Kein Wunder, dass die Verkehrsteilnehmer die Vette meist von hinten zu sehen bekommen – hier gilt der Ausruf eines italienischen Freundes: „Was für ein schöner Hintern!“, denn die vier Rundlichter und die vier armdicken Auspuffrohre sind heute ein ungewöhnlicher Anblick. Das Überholimage ist entsprechend gut. Es gibt keinen, der nicht sofort die Überholspur räumt – vielleicht auch nur, um sich die Vette mal aus der Nähe anzuschauen. Ein Manko ist der kleine Kofferraum, in dem maximal zwei weiche Reisetaschen Platz finden. Besitzer von Hartschalenkoffern werden daran keine Freude haben.
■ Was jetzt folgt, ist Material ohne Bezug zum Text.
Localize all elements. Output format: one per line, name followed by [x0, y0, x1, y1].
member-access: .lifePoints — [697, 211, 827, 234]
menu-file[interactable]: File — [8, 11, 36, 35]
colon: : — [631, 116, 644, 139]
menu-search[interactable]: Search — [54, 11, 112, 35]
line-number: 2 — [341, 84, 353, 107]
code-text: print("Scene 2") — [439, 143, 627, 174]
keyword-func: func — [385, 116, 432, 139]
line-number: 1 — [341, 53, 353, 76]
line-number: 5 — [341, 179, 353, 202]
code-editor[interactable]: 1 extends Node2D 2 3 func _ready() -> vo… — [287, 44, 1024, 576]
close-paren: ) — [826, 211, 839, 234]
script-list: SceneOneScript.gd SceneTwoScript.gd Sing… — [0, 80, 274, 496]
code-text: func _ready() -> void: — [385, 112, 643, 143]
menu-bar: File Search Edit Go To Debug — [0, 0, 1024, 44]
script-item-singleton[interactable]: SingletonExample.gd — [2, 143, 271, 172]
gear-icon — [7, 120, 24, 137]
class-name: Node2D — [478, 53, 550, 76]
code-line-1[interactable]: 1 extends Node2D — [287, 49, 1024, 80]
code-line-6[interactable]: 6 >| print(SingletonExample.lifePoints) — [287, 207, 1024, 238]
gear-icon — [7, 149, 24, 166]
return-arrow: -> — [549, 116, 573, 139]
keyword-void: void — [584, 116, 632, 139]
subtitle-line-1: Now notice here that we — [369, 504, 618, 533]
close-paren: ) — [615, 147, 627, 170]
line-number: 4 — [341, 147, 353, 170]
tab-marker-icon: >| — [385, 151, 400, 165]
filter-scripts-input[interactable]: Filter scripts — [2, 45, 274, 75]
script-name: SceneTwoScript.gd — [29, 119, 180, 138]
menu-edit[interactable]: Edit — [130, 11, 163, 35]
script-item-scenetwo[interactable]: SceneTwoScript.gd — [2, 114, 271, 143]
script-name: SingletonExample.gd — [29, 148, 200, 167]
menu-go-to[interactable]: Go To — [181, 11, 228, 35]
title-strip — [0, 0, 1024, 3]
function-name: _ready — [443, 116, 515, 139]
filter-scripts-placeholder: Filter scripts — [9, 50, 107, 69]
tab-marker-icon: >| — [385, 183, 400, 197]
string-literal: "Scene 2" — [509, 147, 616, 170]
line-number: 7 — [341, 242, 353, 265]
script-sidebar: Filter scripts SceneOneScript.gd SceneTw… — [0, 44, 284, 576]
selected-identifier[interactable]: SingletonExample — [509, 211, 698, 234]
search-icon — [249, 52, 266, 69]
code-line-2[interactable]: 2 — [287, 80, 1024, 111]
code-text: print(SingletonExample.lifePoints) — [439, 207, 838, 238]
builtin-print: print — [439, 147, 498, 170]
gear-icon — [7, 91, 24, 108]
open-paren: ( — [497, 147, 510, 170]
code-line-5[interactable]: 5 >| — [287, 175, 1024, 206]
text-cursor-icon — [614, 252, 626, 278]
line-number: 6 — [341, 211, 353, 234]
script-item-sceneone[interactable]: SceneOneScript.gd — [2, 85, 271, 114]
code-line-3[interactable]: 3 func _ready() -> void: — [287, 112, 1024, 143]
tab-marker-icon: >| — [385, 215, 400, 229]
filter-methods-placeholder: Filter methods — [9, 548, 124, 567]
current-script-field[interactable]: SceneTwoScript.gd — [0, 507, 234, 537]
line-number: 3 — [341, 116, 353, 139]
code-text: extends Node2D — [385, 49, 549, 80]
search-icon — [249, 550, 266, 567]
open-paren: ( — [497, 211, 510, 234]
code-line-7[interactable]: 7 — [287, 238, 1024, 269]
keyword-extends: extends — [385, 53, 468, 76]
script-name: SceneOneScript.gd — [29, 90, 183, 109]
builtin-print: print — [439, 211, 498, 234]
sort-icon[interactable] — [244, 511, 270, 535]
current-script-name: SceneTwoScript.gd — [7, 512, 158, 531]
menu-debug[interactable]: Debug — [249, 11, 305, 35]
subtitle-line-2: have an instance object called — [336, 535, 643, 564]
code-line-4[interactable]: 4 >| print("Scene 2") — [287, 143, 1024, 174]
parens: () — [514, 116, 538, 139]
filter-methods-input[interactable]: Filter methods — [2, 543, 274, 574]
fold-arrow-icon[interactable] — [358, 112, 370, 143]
Viel Freude macht dagegen der Verbrauch, der auf Landstrasse und Autobahn tatsächlich lediglich 9 bis 15 Liter Normalbenzin ausmacht. Auch bei Spitzengeschwindigkeit ist die Vette trotz sechs Liter Hubraum weitaus sparsamer als viele moderne deutsche Limousinen mit kleinerem Motor. Was für amerikanische Autos ein kleines Wunder ist.

Eine Corvette gibt es ab ca. 62.000 Euro, die Cabrioversion kostet ein wenig mehr. Dafür gibt es 404 PS, sechs Liter Hubraum und mehr neidische Blicke, als Sie glauben. Die Vette bietet zwei Erwachsenen Platz, das war’s. Aber mal ehrlich, wer will damit schon seine Schwiegermutter mitnehmen?